¡No lo sabía!

Si tenés lechuga en tu casa, no tires su tallo: el tesoro que casi todos tiran sin saberlo

Si compraste lechuga para hacer una rica ensalada, no tires su tallo porque en verdad son un tesoro. Te contamos por qué y para qué sirven

En la mayoría de las casas, cuando se utiliza una lechuga para preparar ensaladas, el tallo termina en la basura. Sin embargo, ese pequeño trozo que suele desecharse puede tener varios usos prácticos y beneficiosos. Desde volver a cultivar la planta hasta aprovechar sus nutrientes, el tallo de la lechuga puede convertirse en un verdadero tesoro doméstico.

La lechuga es una verdura que por lo general se consume muy seguido en cualquier casa. Ya sea en ensaladas o alguna preparación que hagas, el tallo suele cortarse y tirarse a la basura. Pero después de leer esta nota, dejarás de tirarlo y lo guardarás como un tesoro.

Si tenés lechuga en tu casa, no tires su tallo: cómo convertirlo en un tesoro

tallo de la lechuga (1)
Tallo de la lechuga.

Tallo de la lechuga.

Al momento de limpiar y separar hoja por hoja la lechuga, el tallo central lo cortan y lo tiran directamente a la basura. Este gesto, que parece insignificante, en realidad implica desperdiciar una parte de la planta que puede seguir teniendo utilidad. El tallo concentra nutrientes, humedad y, lo más interesante, la capacidad de regenerar la planta.

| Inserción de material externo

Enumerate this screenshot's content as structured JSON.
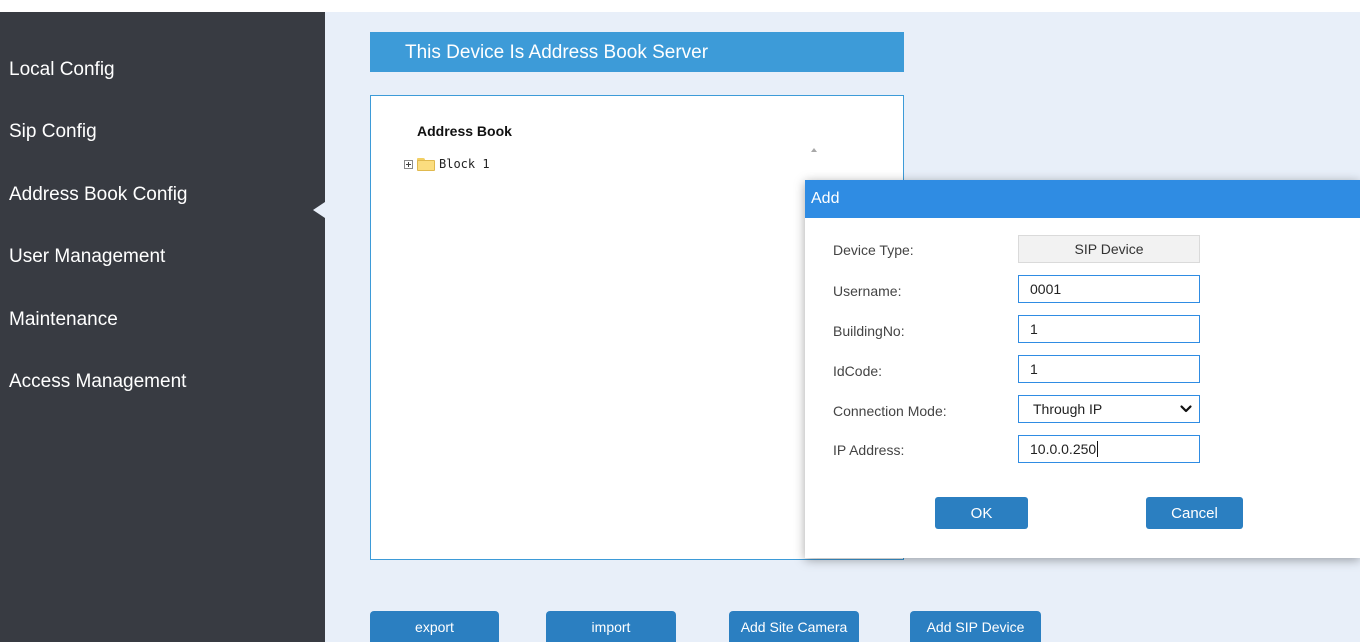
{
  "sidebar": {
    "items": [
      {
        "label": "Local Config"
      },
      {
        "label": "Sip Config"
      },
      {
        "label": "Address Book Config"
      },
      {
        "label": "User Management"
      },
      {
        "label": "Maintenance"
      },
      {
        "label": "Access Management"
      }
    ],
    "active_index": 2
  },
  "banner": {
    "title": "This Device Is Address Book Server"
  },
  "address_book": {
    "title": "Address Book",
    "tree": [
      {
        "label": "Block 1",
        "icon": "folder-icon",
        "expand_icon": "plus-box-icon"
      }
    ]
  },
  "bottom_buttons": {
    "export": "export",
    "import": "import",
    "add_site_camera": "Add Site Camera",
    "add_sip_device": "Add SIP Device"
  },
  "dialog": {
    "title": "Add",
    "fields": {
      "device_type": {
        "label": "Device Type:",
        "value": "SIP Device"
      },
      "username": {
        "label": "Username:",
        "value": "0001"
      },
      "building_no": {
        "label": "BuildingNo:",
        "value": "1"
      },
      "id_code": {
        "label": "IdCode:",
        "value": "1"
      },
      "connection_mode": {
        "label": "Connection Mode:",
        "value": "Through IP"
      },
      "ip_address": {
        "label": "IP Address:",
        "value": "10.0.0.250"
      }
    },
    "ok_label": "OK",
    "cancel_label": "Cancel"
  },
  "colors": {
    "sidebar_bg": "#383b42",
    "page_bg": "#e8eff9",
    "banner_bg": "#3d9bd8",
    "dialog_header": "#2f8ce3",
    "button_bg": "#2b7fc1"
  }
}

Uno de los usos más conocidos del tallo de lechuga es volver a cultivar la planta en casa. Aunque parezca algo increíble, con ese pequeño resto se puede lograr que vuelvan a brotar hojas nuevas.

Para hacerlo solo hay que colocar el tallo en un recipiente con un poco de agua, dejando la base sumergida. En pocos días comenzarán a aparecer pequeños brotes en el centro. Luego, si se trasplanta a una maceta con tierra, la planta puede seguir creciendo y en cuestión de tiempo tendrás tu propia huerta de lechuga.

tallo de la lechuga (2)
El tallo de la lechuga en agua.

El tallo de la lechuga en agua.

Este método se volvió popular en los últimos años porque permite reducir el desperdicio de alimentos y ahorrar dinero, además de ser una actividad simple para quienes quieren iniciarse en la huerta casera.

El tallo de la lechuga no solo sirve para volver a cultivar la planta. También puede aprovecharse en la cocina. Aunque su textura es más firme que la de las hojas y si se limpia bien se puede picar finamente y agregar a sopas y caldos, salteados de verduras, licuados verdes e incluso para rellenos de tartas o tortillas Su sabor es suave y ligeramente fresco, por lo que se integra fácilmente con otros ingredientes.

Cada vez más personas buscan formas de aprovechar al máximo los alimentos. Reutilizar partes de frutas y verduras que normalmente se descartan es una de las estrategias más simples para reducir el desperdicio en el hogar.